Knowing what I do about massage, having received many hundreds of massages during the course of my lifetime, I would never describe the three quarters of an hour that I spent on her table as anything like therapy. I'd have to call it relaxation, at best. (Although, I have to admit that the frustration I felt with her virtually no-pressure touch was anything but relaxing. But I laughed to myself when I realized that I did, after all, sign up for Swedish massage, so there it was, Swedish lite.)

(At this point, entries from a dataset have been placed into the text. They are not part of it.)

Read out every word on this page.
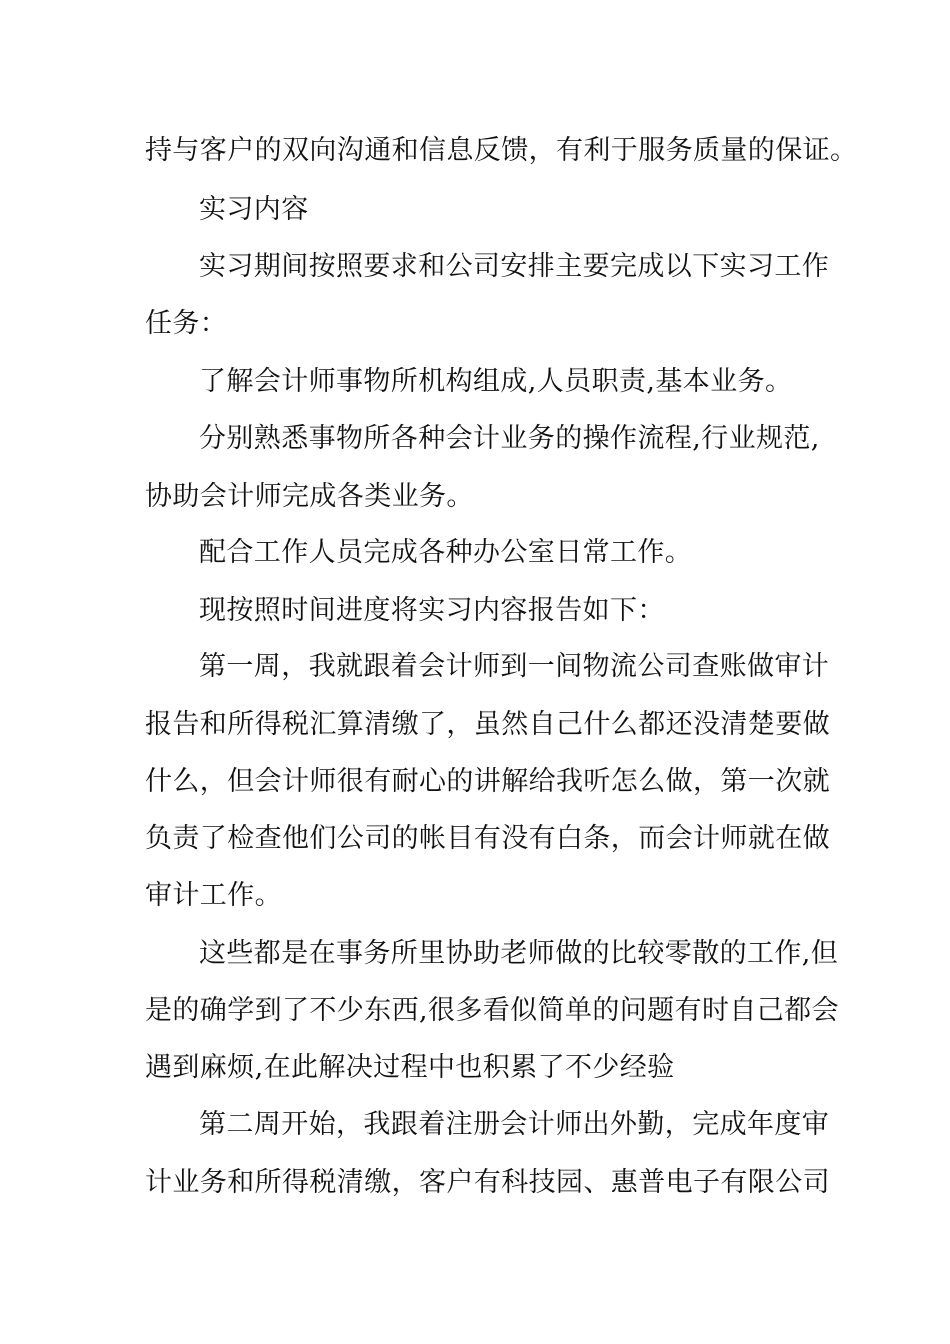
持与客户的双向沟通和信息反馈，有利于服务质量的保证。
实习内容
实习期间按照要求和公司安排主要完成以下实习工作
任务：
了解会计师事物所机构组成,人员职责,基本业务。
分别熟悉事物所各种会计业务的操作流程,行业规范,
协助会计师完成各类业务。
配合工作人员完成各种办公室日常工作。
现按照时间进度将实习内容报告如下：
第一周，我就跟着会计师到一间物流公司查账做审计
报告和所得税汇算清缴了，虽然自己什么都还没清楚要做
什么，但会计师很有耐心的讲解给我听怎么做，第一次就
负责了检查他们公司的帐目有没有白条，而会计师就在做
审计工作。
这些都是在事务所里协助老师做的比较零散的工作,但
是的确学到了不少东西,很多看似简单的问题有时自己都会
遇到麻烦,在此解决过程中也积累了不少经验
第二周开始，我跟着注册会计师出外勤，完成年度审
计业务和所得税清缴，客户有科技园、惠普电子有限公司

Now, if you're a massage therapist who specializes in doing do deep tissue work, and there are a lot of therapists in your area who do principally relaxation massage, or if there are spas in your market that are popular, marketing yourself as a massage therapist who does massage therapy, as compared to relaxation massage, can be very strategic and an effective way to build your business. You might even tell people that Swedish massage is like deep tissue massage the way a fruit punch at a heavily chaperoned high school prom dance is like heavily spiked rum punch at a Caribbean local bar.
Swedish vs. Deep Tissue
The first thing I'd recommend in your advertising communication is to show the superiority of deep tissue massage versus relaxation massage. You could say that relaxation is a by-product of massage therapy; it needn't be the goal. (This is not to say that there's no value in giving or receiving a relaxation massage. In our highly stressed and tense world, where people spend 10 hours a week or more commuting to work in crowded trains, buses, and highways, relaxation is a highly valuable asset.) Even if a considerable amount of pain is felt in a deep tissue treatment, there's still some relaxation that results by the time the session is complete. It's expected that a client will leave a massage therapist's table relaxed and more free of pain. To be perfectly honest, I felt more relaxed waiting for 15 minutes in the waiting room next to a delightful flowing fountain than I did during, or after, the session I took at the spa.
A headline that you could use to compare your deep tissue treatments to the fluff and buff of some competitors, who specialize in relaxation massage, or spas, which do a great deal of Swedish sessions, could say the following:
MASSAGE IS THERAPY, NOT JUST RELAXATION. Body copy in the ad could then go on to cite research on massage that shows in a scientific manner just how much physical healing actually occurs with therapeutic massage.
Another headline could speak to the shortness of spa treatments. It could say: MY MASSAGES ARE AN HOUR, NOT JUST 50 MINUTES. Body copy might also indicate that your hour-long sessions often spill over an hour, while spa treatments often are just 45 minutes on the table.
You could also conclude either ad with a touch of humor: You could show a picture of the CBS-TV news program, 60 Minutes, and have a caption that says, When a show is called 60 Minutes, it goes for 60 minutes, not 50 minutes. Or you could say: Deep tissue vs. Swedish is more like therapy vs. "sweetish." Sweet is nice, but then so is candy. But you wouldn't use candy to heal your body — maybe to heal a broken heart, but not to heal tense and tired muscles.